His words to them: “Stop making my Father’s house a marketplace!”
So this Sunday, here’s the question that I ask myself–and I suggest you ask yourself as well: Have I turned my relationship with God into some kind of marketplace as well? In other words, is my life on eBay?
Many of us tend to relate with God as though we were on eBay. We want something from Him, wrapping our agendas and interests piously in prayer, of course, and quite properly–especially in this season of Lent, offering something we are willling to give up in return. And often we also engage in some kind of bargaining and end up going for the highest bidder.
If our relationship with God sounds anything like that, then it can be described as primarily transactional: It’s based on a give-and-take interaction that is the very basis of all businesses and marketplaces. If such is the case, then we have turned our relationship with God indeed into a marketplace, and should the Lord pay us a visit, we can be sure that he won’t exactly be very encouraging or supportive.
If you’re anything like me, you won’t exactly relish the thought of the Lord overturning tables and driving people out as he does in the reading today. So before that happens, we need to rearrange the furniture of our temple so that it begins to look less like a marketplace and more like a house of prayer.
What we find in an authentic temple is not a bunch of merchants and customers wheeling and dealing for the most profitable deals. Instead we find worshippers who are grateful that God has adopted them as His children. They are there not because they deserve to be there, but because they have been given the undeserved gift to be in God’s presence.
Their relationship with God, therefore, is not characterized by any trace of self-entitlement, nor is it driven primarily or purely by self-interests. There will always be self-interest, let’s be honest about that: We always somehow do want and need something from God, but it is not the main driving force of our relationship, as it is in transactional buy-and-sell relationships. Rather, we try our best to accept whatever our Father in heaven decides to grant us, and we open our hands and hearts in gratitude for His every blessing.
So as we prepare to enter more deeply into the mysteries of Lent, it may be helpful to examine if we’re running our relationship with God like a virtual marketplace. If that is so, maybe it’s time to move the furniture around.
3 replies on “IS YOUR LIFE ON eBAY?”
I am not an economist but I think economists can teach God a thing or two about the law of supply and demand. If the demand is high, supply ideally rises. If supply is high, a glut happens and takers may be few. Why, then, does God insist on giving an endless supply of love and mercy? This results in people taking it forgranted. Why does God demand so little of us in return? If He shows a little more anger, maybe we’d pay more attention and take Him seriously.

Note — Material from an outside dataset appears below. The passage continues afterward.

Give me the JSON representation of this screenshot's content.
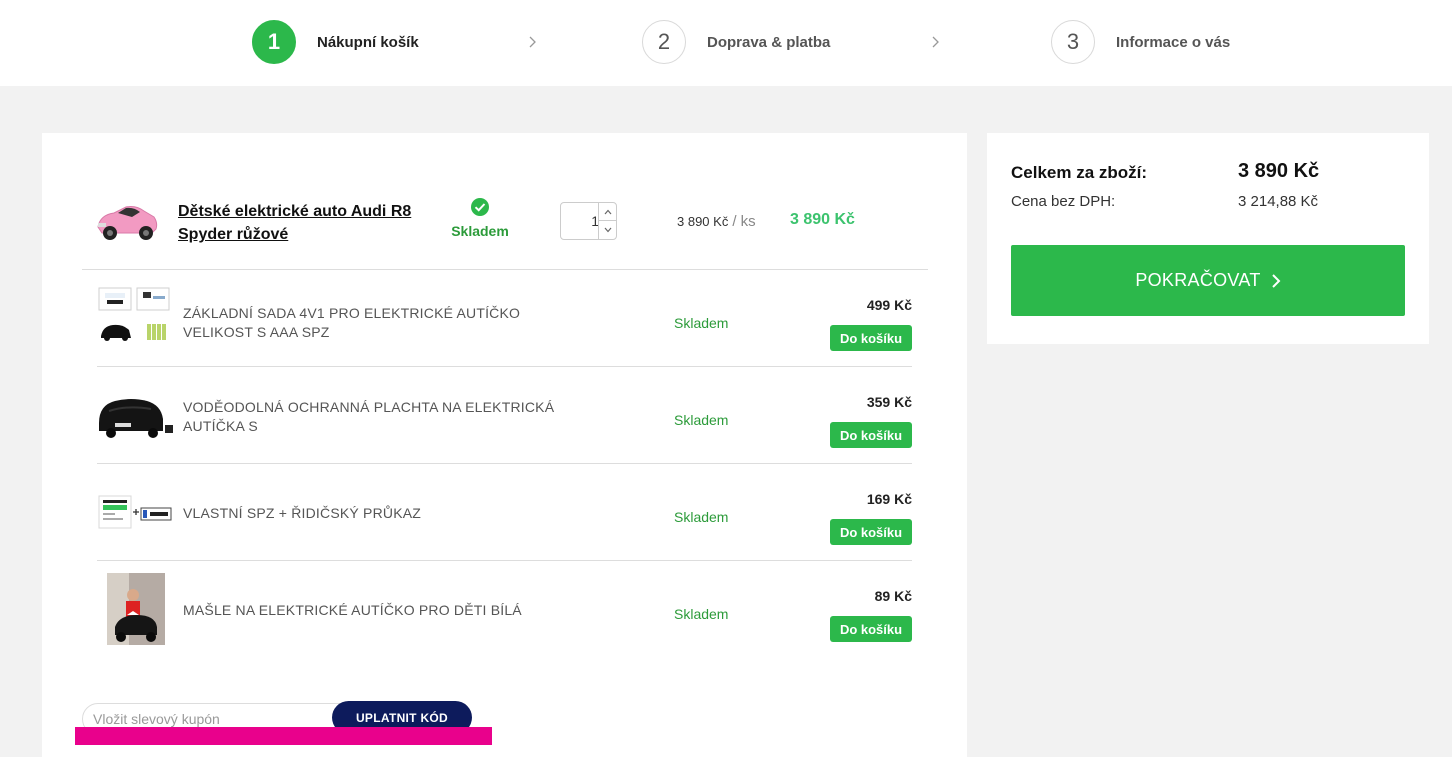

I have no hard and fast answers to these questions but what I do know is that Jesus absolutely had to go ‘in the red’ on bloody Friday to put us ‘in the black’ on Saturday. By Sunday, our financial status would have been resurrected.
Gosh! I have never thought about the reading this way! I am guilty of this behavior, this constant litany of wants. Thank you Father J for shaming me and showing me the correct attitude for prayer and communion with God. God bless you for your enriching homilies, they have weekly given me deep reflections.